32 When Mary reached the place where Jesus was and saw him, she fell at his feet and said, “Lord, if you had been here, my brother would not have died.” 33 When Jesus saw her weeping, and the Jews who had come along with her also weeping, he was deeply moved in spirit and troubled. 34 “Where have you laid him?” he asked. “Come and see, Lord,” they replied. 35 Jesus wept. 36 Then the Jews said, “See how he loved him!” 37 But some of them said, “Could not he who opened the eyes of the blind man have kept this man from dying?”
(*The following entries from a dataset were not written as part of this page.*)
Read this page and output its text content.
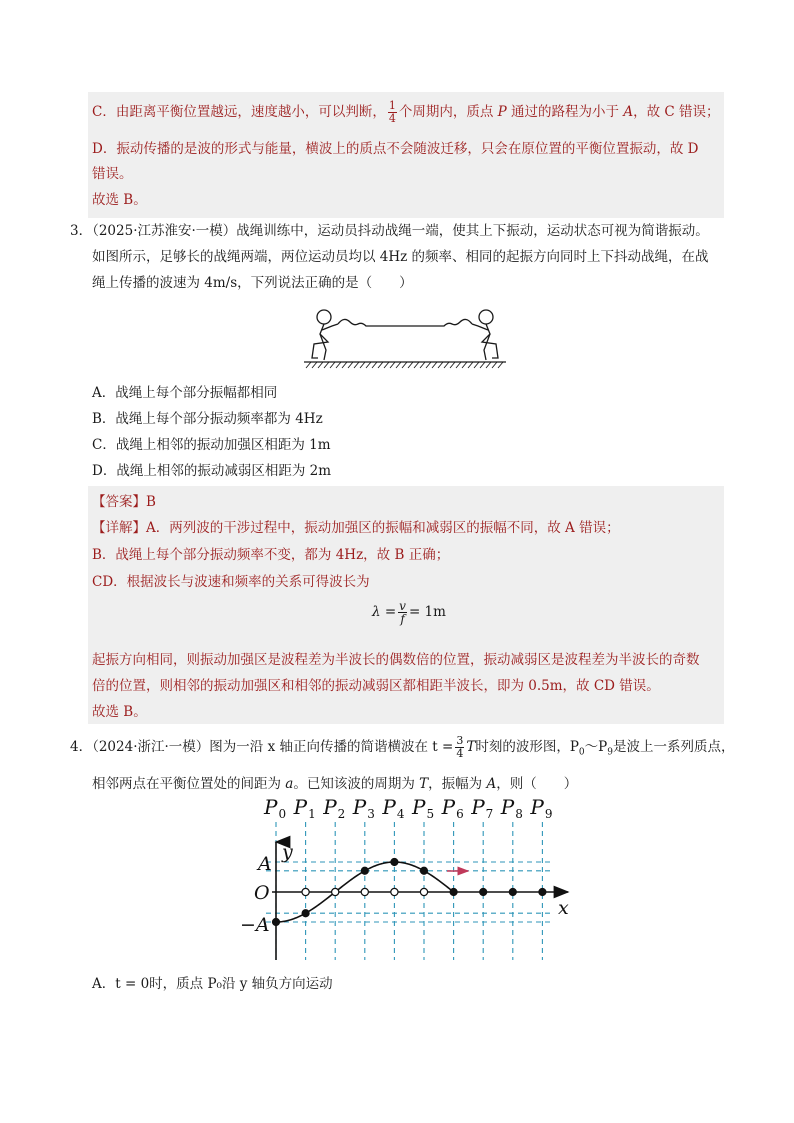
C．由距离平衡位置越远，速度越小，可以判断， $\frac{1}{4}$ 个周期内，质点 P 通过的路程为小于 A，故 C 错误；
D．振动传播的是波的形式与能量，横波上的质点不会随波迁移，只会在原位置的平衡位置振动，故 D
错误。
故选 B。
3．（2025·江苏淮安·一模）战绳训练中，运动员抖动战绳一端，使其上下振动，运动状态可视为简谐振动。
如图所示，足够长的战绳两端，两位运动员均以 4Hz 的频率、相同的起振方向同时上下抖动战绳，在战
绳上传播的波速为 4m/s，下列说法正确的是（　　）
A．战绳上每个部分振幅都相同
B．战绳上每个部分振动频率都为 4Hz
C．战绳上相邻的振动加强区相距为 1m
D．战绳上相邻的振动减弱区相距为 2m
【答案】B
【详解】A．两列波的干涉过程中，振动加强区的振幅和减弱区的振幅不同，故 A 错误；
B．战绳上每个部分振动频率不变，都为 4Hz，故 B 正确；
CD．根据波长与波速和频率的关系可得波长为
$\lambda = \frac{v}{f} = 1m$
起振方向相同，则振动加强区是波程差为半波长的偶数倍的位置，振动减弱区是波程差为半波长的奇数
倍的位置，则相邻的振动加强区和相邻的振动减弱区都相距半波长，即为 0.5m，故 CD 错误。
故选 B。
4．（2024·浙江·一模）图为一沿 x 轴正向传播的简谐横波在 $t = \frac{3}{4}$ T时刻的波形图，$P_0\sim P_9$是波上一系列质点，
相邻两点在平衡位置处的间距为 a。已知该波的周期为 T，振幅为 A，则（　　）
$P_0$ $P_1$ $P_2$ $P_3$ $P_4$ $P_5$ $P_6$ $P_7$ $P_8$ $P_9$
A
y
O
−A
x
A．t = 0时，质点 P₀沿 y 轴负方向运动
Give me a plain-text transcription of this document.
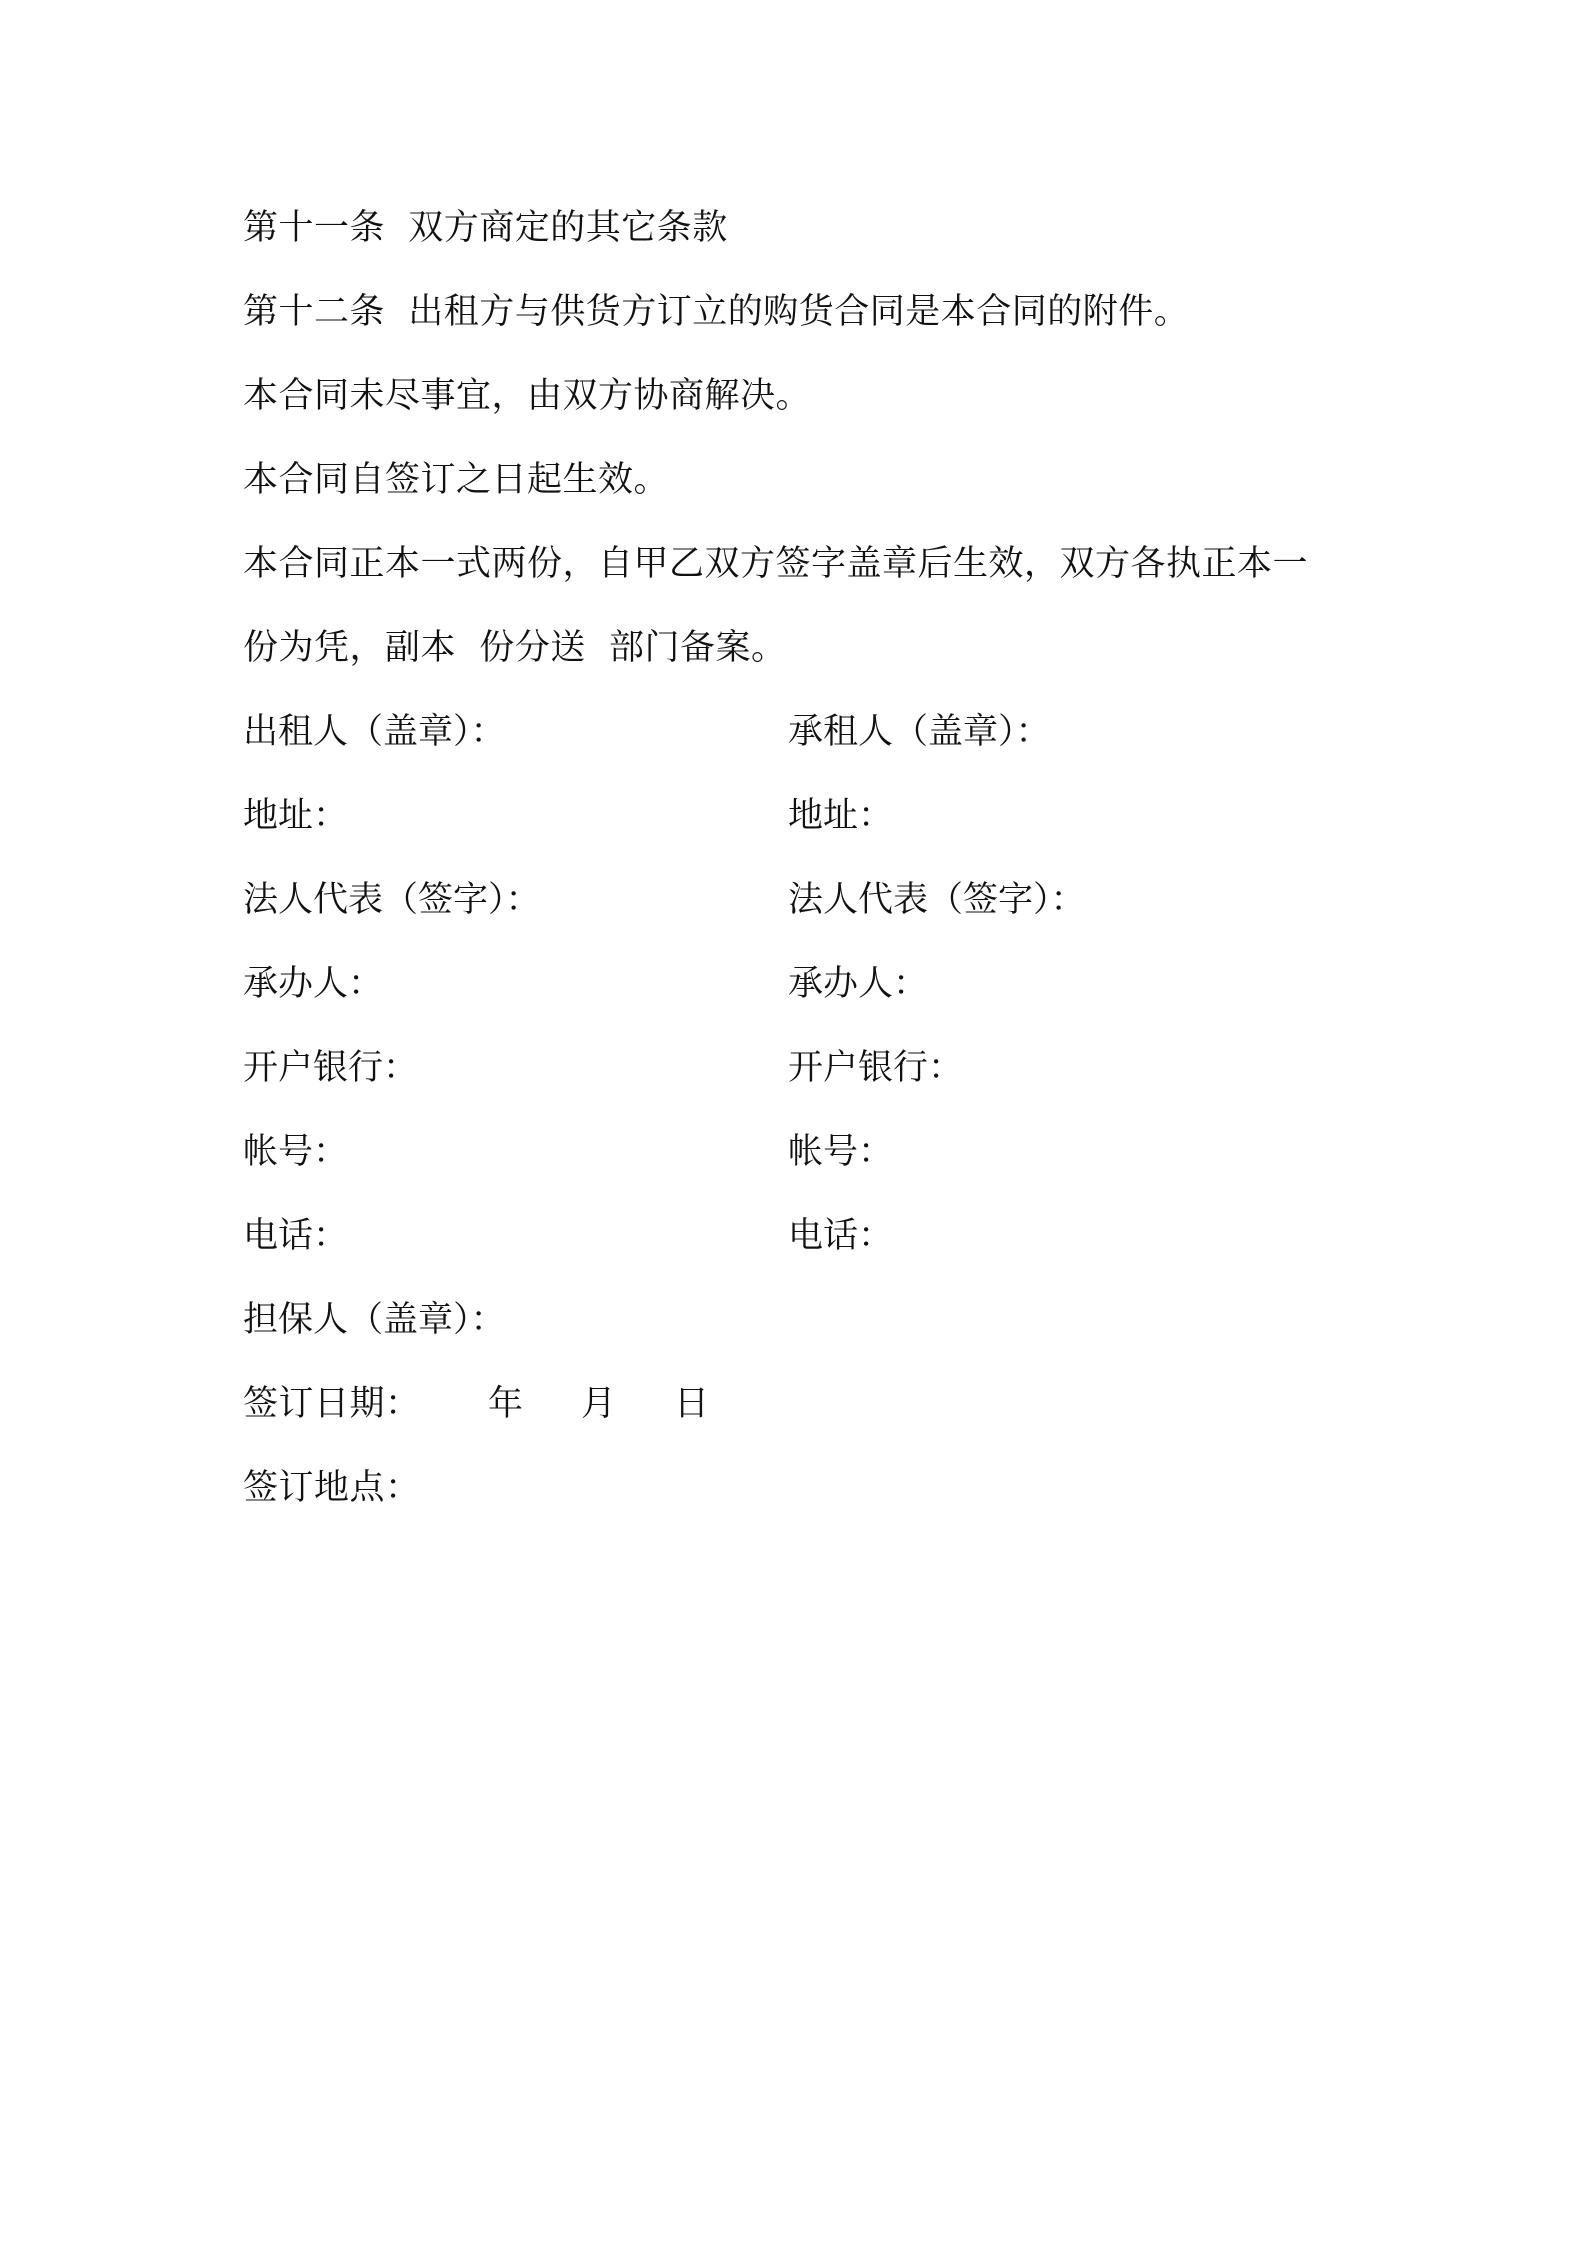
第十一条  双方商定的其它条款
第十二条  出租方与供货方订立的购货合同是本合同的附件。
本合同未尽事宜，由双方协商解决。
本合同自签订之日起生效。
本合同正本一式两份，自甲乙双方签字盖章后生效，双方各执正本一
份为凭，副本  份分送  部门备案。
出租人（盖章）：	承租人（盖章）：
地址：	地址：
法人代表（签字）：	法人代表（签字）：
承办人：	承办人：
开户银行：	开户银行：
帐号：	帐号：
电话：	电话：
担保人（盖章）：
签订日期： 年 月 日
签订地点：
 38 Jesus, once more deeply moved, came to the tomb. It was a cave with a stone laid across the entrance. 39 “Take away the stone,” he said. “But, Lord,” said Martha, the sister of the dead man, “by this time there is a bad odor, for he has been there four days.” 40 Then Jesus said, “Did I not tell you that if you believe, you will see the glory of God?” 41 So they took away the stone. Then Jesus looked up and said, “Father, I thank you that you have heard me. 42 I knew that you always hear me, but I said this for the benefit of the people standing here, that they may believe that you sent me.” 43 When he had said this, Jesus called in a loud voice, “Lazarus, come out!” 44 The dead man came out, his hands and feet wrapped with strips of linen, and a cloth around his face. Jesus said to them, “Take off the grave clothes and let him go.” 45 Therefore many of the Jews who had come to visit Mary, and had seen what Jesus did, believed in him.